The robustness of spin-polarized edge states in a two-dimensional topological semimetal without inversion symmetry

Three-dimensional topological gapless phases have attracted significant attention due to their unique electronic properties. One of the flagships is the Weyl semimetals, which requires breaking time-reversal or inversion symmetry in three dimensions. In two dimensions, the dimensionality reduction requires imposing an additional symmetry, thereby weakening the phase. Like its three-dimensional counterpart, these two-dimensional Weyl semimetals present edge states directly related to Weyl nodes. The direct comparison with the edge states in zigzag-like terminated graphene ribbons is unavoidable, offering the question of how robust these states are and their differences. Here we benchmark the robustness of the edge states in two-dimensional Weyl semimetals with those present in zigzag graphene ribbons.

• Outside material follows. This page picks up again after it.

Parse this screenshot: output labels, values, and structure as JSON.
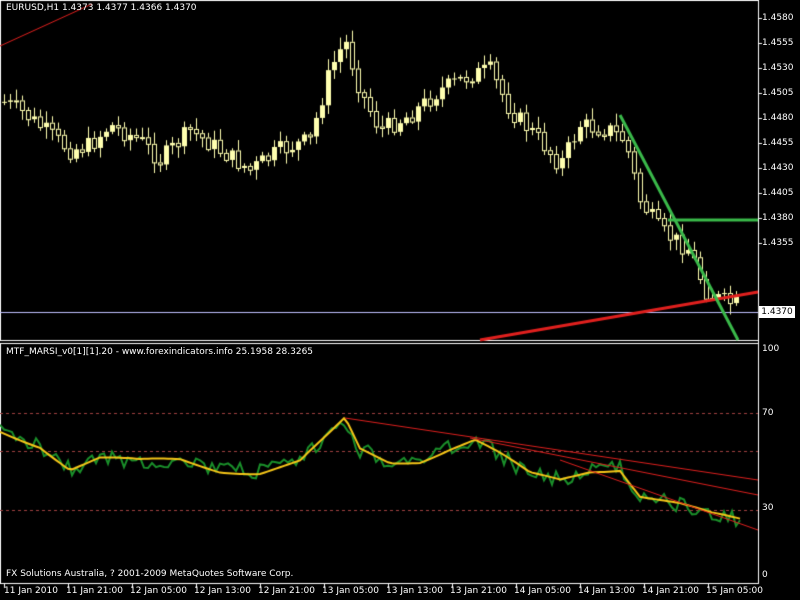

To such end, we use a Dirac Hamiltonian model proposed by Young and Kane, adding new terms for inducing a two-dimensional Weyl semimetal phase and use a scattering picture for the transport calculation. Our results show that despite having a similar electronic band structure, the edge states of two-dimensional Weyl semimetal are more robust against vacancies than graphene ribbons. We attribute this enhanced robustness to a crucial role of the spin degree of freedom in the former case.